Internationale Liefergeschäfte

Anwendbares Recht beim grenzüberschreitenden Vertrag

Verträge, die zwischen in Deutschland ansässigen Unternehmen geschlossen werden, unterliegen deutschem Recht. Für solche Verträge sind vor allem die Vorschriften des Bürgerlichen Gesetzbuches (BGB) und des Handelsgesetzbuches (HGB) von Bedeutung.
Sitzt der Vertragspartner im Ausland, sprechen wir von einem grenzüberschreitenden Vertrag. Hier sind BGB und HGB nicht ohne weiteres anwendbar, denn bei internationalen Verträgen sind unterschiedliche Rechtsordnungen betroffen, die dem jeweils anderen Partner in aller Regel unbekannt sind.
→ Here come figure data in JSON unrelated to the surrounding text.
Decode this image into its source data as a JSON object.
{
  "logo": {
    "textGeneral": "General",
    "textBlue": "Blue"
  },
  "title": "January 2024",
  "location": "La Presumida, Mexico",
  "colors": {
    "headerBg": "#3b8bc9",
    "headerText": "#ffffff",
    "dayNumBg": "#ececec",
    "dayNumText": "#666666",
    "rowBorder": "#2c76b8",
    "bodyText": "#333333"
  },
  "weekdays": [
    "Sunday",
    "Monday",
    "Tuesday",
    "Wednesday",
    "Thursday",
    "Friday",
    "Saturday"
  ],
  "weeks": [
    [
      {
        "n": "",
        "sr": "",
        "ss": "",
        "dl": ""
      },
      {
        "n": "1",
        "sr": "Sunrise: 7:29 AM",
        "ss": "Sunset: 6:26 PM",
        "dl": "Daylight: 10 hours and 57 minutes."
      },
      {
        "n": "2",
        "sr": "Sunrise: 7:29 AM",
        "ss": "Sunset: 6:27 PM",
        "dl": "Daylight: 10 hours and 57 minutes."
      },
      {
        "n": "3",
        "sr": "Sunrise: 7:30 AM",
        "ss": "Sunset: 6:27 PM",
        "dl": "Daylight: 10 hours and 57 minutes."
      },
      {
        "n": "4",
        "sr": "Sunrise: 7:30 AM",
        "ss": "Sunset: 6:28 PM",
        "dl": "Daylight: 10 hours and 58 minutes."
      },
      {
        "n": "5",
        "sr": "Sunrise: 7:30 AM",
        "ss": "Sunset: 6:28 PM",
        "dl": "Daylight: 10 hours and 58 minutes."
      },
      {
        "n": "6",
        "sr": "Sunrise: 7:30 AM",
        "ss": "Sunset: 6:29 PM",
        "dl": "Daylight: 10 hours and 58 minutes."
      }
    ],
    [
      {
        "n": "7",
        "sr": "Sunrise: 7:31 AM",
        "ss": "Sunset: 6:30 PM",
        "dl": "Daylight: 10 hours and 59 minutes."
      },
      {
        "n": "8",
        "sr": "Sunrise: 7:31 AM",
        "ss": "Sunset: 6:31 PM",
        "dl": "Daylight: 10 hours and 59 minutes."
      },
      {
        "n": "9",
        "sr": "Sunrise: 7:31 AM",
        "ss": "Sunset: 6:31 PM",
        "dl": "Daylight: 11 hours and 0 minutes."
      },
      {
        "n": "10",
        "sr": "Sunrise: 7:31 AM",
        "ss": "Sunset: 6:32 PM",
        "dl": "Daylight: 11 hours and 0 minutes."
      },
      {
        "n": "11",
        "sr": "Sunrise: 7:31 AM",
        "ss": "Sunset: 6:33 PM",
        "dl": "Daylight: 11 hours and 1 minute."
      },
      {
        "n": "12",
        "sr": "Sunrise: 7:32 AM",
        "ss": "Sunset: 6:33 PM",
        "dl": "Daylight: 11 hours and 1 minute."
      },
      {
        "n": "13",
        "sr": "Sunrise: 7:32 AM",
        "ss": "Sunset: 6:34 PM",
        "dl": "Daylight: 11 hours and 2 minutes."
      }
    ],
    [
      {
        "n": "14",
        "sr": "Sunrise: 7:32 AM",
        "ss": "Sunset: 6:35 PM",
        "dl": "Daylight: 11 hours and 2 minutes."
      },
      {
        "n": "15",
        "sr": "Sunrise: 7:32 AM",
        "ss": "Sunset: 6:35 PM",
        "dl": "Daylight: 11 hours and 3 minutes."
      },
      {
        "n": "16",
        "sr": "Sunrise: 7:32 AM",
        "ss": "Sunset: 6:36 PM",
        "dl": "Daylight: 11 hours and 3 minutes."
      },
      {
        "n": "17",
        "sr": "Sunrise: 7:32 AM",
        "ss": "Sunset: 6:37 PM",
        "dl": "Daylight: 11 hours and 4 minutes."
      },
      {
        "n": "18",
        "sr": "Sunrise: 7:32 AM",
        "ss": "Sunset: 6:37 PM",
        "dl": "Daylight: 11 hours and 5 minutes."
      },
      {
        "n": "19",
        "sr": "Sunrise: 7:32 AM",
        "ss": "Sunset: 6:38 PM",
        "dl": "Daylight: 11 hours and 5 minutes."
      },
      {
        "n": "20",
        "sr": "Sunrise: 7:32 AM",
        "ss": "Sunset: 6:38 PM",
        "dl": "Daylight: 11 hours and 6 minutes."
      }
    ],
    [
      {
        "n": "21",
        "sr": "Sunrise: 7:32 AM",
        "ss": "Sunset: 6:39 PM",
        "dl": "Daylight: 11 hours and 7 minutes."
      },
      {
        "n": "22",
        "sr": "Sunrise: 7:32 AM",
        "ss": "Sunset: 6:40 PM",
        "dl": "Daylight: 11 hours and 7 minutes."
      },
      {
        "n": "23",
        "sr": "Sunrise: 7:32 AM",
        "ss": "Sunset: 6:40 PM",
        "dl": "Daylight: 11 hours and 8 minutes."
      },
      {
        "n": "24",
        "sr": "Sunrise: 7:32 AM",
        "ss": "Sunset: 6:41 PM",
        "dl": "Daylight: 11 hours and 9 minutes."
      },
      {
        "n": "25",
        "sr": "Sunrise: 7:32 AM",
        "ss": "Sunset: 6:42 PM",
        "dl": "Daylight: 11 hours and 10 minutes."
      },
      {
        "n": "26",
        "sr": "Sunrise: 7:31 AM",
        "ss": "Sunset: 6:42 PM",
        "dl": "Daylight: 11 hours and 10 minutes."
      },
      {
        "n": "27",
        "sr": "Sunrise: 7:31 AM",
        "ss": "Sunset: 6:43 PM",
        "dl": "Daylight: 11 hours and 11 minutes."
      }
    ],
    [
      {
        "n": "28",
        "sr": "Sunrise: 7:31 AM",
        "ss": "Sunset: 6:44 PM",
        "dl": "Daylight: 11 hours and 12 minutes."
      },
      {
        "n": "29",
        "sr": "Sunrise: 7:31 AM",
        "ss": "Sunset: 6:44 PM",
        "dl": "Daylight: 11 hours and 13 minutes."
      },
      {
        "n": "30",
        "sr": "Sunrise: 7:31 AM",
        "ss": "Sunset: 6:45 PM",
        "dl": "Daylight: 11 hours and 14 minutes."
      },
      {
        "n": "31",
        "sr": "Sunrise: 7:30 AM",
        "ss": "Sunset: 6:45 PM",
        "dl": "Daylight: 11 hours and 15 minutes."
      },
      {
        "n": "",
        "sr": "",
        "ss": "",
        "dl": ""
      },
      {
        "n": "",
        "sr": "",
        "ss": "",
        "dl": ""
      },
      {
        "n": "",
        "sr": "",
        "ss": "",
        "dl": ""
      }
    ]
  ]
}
Daher wird in Deutschland ebenso wie in den meisten anderen Ländern der Welt den Vertragsparteien für die Gestaltung von Verträgen zwischen Unternehmen die Wahl zugestanden, welchem Landesrecht der Vertrag unterstellt werden soll. Sogar die Vereinbarung eines „neutralen” Rechts wird von vielen Landesrechten akzeptiert. Erst wenn eine solche ausdrückliche Rechtswahl nicht erfolgt, muss jedes Land selbst im Rahmen sogenannter Kollisionsnormen entscheiden, welches Landesrecht bei Verträgen mit Auslandsberührung zum Zuge kommen soll.
Ist ein Mitgliedstaat der Europäischen Union betroffen, kann man u. a. auf die sogenannte ROM-I-Verordnung zurückgreifen. Maßgeblich ist hiernach bei fehlender Rechtswahl der Aufenthaltsort der Partei, die bei der Vertragserfüllung die hauptsächliche Leistung erbringt. Bei Kaufverträgen beispielsweise kommt dann das das Recht des Landes zur Anwendung, in dem der Verkäufer seinen gewöhnlichen Aufenthalt hat.
In aller Regel macht es Sinn, sich im Rahmen der Vertragsverhandlungen auf ein anwendbares Recht zu einigen.
Tipp: Achten Sie darauf, dass das materielle Recht und der Gerichtsstand (also der Ort, an dem ein streitiges Verfahren durchgeführt werden soll) korrespondieren. Muss ein Gericht ausländisches Recht ermitteln, ist das in aller Regel sehr kosten- und zeitaufwändig.
Nicht immer ist es möglich, einen Konsens zum anwendbaren Recht zu finden, da jede Vertragspartei auf dem eigenen Landesrecht beharrt. Da es sich bei internationalen Verträgen häufig um Kaufverträge handelt, auf das – unabhängig von der Frage, welchem Recht der Vertrag unterstellt ist – sehr oft das sogenannte „UN-Kaufrecht” anwendbar ist, kann im Einzelfall auch einmal darauf verzichtet werden, das eigene Landesrecht durchzusetzen. Die wesentlichen Fragen des Kaufvertrags werden dann durch die Regelungen des UN-Kaufrechts geregelt. Und wenn der Vertragspartner in einem Land sitzt, das nicht Vertragsstaat des UN-Kaufrechts ist, bleibt immer auch die Möglichkeit, UN-Kaufrecht als „neutrales Recht" im Vertrag zu verankern.
Tipp: Wenn Ihre AGB die Rechtswahl regeln, achten Sie darauf, diese wirksam in den Vertrag einzubeziehen. Anders als im nationalen Geschäftsverkehr, reicht der bloße Hinweis auf Ihre AGB nicht. Import- und Exportbedingungen müssen dem Vertragspartner im internationalen Verkehr in aller Regel in seiner Heimatsprache oder in der Vertragssprache spätestens bei Vertragsschluss in vollständigem Wortlaut vorgelegt werden. Widersprechen sich Ihre AGB mit denen des Vertragspartners, kann es auch sein, dass letztlich keine Rechtswahl getroffen ist. Das führt zur Rechtsunsicherheit der Vertragsparteien, außerdem drohen je nach Konstellation extreme Kosten für die Feststellung des anwendbaren Rechts.
Zu beachten ist letztlich auch, dass, selbst wenn beispielsweise das deutsche Recht wirksam zur Grundlage des Vertrags gemacht wurde, nicht immer alle Problemstellungen nach deutschem Recht bestimmt werden. So sind insbesondere eigentumsrechtliche Fragen immer nach dem Recht des Staates zu beurteilen, wo sich die Sache befindet.